Was ist eine Nutzungsrichtlinie (Acceptable Use Policy)?

Die Nutzungsrichtlinie (AUP) verständlich erklärt: eine klare Definition, Beispielklauseln für Internet, E-Mail, Passwörter und private Nutzung, wie Sie eine schreiben, was bei einem Verstoß passiert und wie sich eine AUP von einer BYOD-Richtlinie unterscheidet.

AMPthilly Aktualisiert

Eine Nutzungsrichtlinie (Acceptable Use Policy, AUP) legt fest, wie Mitarbeitende Unternehmensgeräte, Netzwerke und Daten nutzen dürfen und was dabei untersagt ist.

Eine Nutzungsrichtlinie, im Englischen Acceptable Use Policy (AUP), ist ein Dokument, das festlegt, wie Mitarbeitende Unternehmensgeräte, Netzwerke und Daten nutzen dürfen - und welche Nutzung untersagt ist. Sie ist die Vereinbarung hinter jedem ausgegebenen Laptop und Diensthandy: Die Organisation stellt die Ausstattung bereit, und der Nutzer akzeptiert die Regeln, die damit einhergehen. Der Begriff stammt aus der EDV, wo eine AUP regelte, wer in einem gemeinsam genutzten Netzwerk was tun durfte; heute deckt sie die gesamte Arbeitsumgebung ab - Geräte, Internetzugang, E-Mail, Cloud-Konten und die Daten, die durch all das fließen. Weil die meisten dieser Geräte ein datentragendes Gerät sind, geht es in der AUP ebenso sehr um den Schutz der Daten wie um den Schutz der Hardware.

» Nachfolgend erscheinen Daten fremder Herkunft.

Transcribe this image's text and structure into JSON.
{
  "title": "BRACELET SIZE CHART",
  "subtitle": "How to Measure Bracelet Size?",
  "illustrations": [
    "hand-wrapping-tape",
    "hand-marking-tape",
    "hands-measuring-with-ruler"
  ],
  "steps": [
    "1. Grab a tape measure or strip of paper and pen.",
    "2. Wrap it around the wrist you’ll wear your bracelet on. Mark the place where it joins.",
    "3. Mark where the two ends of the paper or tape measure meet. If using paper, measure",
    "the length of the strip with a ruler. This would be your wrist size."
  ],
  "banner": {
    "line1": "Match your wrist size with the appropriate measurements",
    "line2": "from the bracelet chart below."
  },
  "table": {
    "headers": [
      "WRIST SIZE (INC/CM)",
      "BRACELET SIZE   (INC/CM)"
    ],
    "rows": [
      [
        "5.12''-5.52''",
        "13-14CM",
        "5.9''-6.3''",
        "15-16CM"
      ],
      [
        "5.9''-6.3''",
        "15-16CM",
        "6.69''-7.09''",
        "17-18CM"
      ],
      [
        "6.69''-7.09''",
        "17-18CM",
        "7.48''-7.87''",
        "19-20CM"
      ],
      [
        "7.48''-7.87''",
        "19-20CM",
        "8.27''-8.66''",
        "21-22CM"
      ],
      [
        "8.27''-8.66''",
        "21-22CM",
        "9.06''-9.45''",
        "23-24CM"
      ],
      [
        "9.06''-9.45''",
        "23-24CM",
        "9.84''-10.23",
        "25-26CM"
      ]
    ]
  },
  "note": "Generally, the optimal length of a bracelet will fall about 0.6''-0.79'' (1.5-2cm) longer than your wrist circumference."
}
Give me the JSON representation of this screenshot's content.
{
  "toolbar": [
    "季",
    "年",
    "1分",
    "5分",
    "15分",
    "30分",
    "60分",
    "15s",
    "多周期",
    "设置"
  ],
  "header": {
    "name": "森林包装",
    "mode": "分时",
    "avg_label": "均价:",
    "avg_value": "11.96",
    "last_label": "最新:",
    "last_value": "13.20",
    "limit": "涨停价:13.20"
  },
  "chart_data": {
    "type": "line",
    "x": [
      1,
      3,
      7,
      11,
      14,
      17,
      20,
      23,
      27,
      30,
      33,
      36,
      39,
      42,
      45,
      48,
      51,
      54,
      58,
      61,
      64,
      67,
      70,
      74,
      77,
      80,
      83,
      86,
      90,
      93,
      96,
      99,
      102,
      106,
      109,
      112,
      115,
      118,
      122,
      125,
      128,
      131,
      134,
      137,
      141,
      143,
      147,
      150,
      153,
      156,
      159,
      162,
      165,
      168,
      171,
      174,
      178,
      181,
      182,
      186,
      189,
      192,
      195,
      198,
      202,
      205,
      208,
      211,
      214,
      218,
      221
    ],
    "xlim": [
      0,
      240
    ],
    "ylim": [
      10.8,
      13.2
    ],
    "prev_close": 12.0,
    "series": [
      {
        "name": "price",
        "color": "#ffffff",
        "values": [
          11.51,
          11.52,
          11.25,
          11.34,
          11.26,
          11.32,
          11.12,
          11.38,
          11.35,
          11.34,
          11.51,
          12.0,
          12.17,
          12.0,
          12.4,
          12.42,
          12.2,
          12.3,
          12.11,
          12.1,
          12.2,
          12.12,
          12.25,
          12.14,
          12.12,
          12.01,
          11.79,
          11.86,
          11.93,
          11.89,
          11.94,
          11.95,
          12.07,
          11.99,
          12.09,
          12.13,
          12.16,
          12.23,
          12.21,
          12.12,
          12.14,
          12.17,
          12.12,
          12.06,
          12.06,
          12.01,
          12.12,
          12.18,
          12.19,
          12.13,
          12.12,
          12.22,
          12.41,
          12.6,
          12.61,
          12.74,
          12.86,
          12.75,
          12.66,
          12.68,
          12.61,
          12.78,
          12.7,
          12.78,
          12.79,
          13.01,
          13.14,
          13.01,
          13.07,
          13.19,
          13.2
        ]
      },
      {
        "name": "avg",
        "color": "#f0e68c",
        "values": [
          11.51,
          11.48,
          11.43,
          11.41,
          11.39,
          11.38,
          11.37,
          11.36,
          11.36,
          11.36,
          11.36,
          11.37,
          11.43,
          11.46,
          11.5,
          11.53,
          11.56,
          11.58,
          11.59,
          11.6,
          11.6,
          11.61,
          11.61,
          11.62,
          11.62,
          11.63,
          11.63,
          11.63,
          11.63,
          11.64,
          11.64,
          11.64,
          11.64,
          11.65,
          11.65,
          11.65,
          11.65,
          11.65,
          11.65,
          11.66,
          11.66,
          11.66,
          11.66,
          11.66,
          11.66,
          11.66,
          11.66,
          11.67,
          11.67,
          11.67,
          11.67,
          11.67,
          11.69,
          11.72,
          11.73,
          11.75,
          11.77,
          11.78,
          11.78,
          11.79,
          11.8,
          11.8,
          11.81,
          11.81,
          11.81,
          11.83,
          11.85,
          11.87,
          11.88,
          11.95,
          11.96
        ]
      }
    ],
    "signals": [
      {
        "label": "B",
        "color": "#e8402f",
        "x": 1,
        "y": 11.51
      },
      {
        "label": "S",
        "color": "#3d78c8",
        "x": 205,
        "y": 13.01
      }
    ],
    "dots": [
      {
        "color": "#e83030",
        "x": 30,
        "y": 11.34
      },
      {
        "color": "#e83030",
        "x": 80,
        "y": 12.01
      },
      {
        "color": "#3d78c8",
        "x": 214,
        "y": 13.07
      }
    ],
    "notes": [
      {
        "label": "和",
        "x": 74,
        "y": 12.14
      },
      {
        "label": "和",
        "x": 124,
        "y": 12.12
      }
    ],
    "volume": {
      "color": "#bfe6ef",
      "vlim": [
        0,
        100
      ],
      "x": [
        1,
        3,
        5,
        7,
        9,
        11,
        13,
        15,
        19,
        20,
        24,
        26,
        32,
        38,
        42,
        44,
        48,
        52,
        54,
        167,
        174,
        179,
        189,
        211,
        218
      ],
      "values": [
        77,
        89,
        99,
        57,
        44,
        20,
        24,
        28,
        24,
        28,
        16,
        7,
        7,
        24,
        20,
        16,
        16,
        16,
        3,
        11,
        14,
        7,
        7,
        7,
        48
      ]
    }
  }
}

Vereinfacht gesagt ist die Bedeutung der AUP simpel: Sie ist das Regelwerk für die sichere und rechtmäßige Nutzung der Unternehmenstechnik, geschrieben so, dass eine gewöhnliche mitarbeitende Person es lesen und die Grenzen erkennen kann. Sie steht neben der Asset-Management-Richtlinie, die die Ausstattung aus Sicht der Organisation regelt, und sie ist das Dokument, das Menschen tatsächlich unterschreiben, wenn ein Gerät den Besitzer wechselt.

Was Sie erfahren werden

Was eine AUP abdeckt

Die typische Richtlinie behandelt in verständlicher Sprache:

  • Pflege und Verwahrung der Geräte - das Gerät bleibt beim benannten Inhaber, Verlust, Beschädigung oder Diebstahl werden umgehend gemeldet, und es wird am Ende des Arbeitsverhältnisses zurückgegeben.
  • Erlaubte und verbotene Nutzung - ob eine angemessene private Nutzung erlaubt ist, und die harten Verbote: illegale Inhalte, Belästigung, unlizenzierte Software, Nebengeschäfte auf Firmengeräten.
  • Internet- und Netzwerknutzung - wofür der Firmenanschluss da ist, welche Kategorien von Seiten oder Diensten tabu sind, und die Erwartung, dass der dienstliche Datenverkehr Vorrang hat.
  • Sicherheitsverhalten - Bildschirm sperren, Zugangsdaten nicht teilen, Schutzmechanismen nicht deaktivieren, unbekannte Laufwerke nicht anschließen.
  • Umgang mit Daten - was lokal gespeichert werden darf, was in genehmigten Systemen bleiben muss und was die Organisation niemals verlassen darf.
  • Überwachung und Konsequenzen - was der Arbeitgeber prüfen oder protokollieren darf und was passiert, wenn Regeln verletzt werden.

Die obige Liste ist das Gerüst; die folgenden Abschnitte machen aus jedem Teil die Art von konkreter Klausel, die Suchende tatsächlich in ihr eigenes Dokument übernehmen wollen.

Beispiele für Nutzungsrichtlinien (Klauseln zum Anpassen)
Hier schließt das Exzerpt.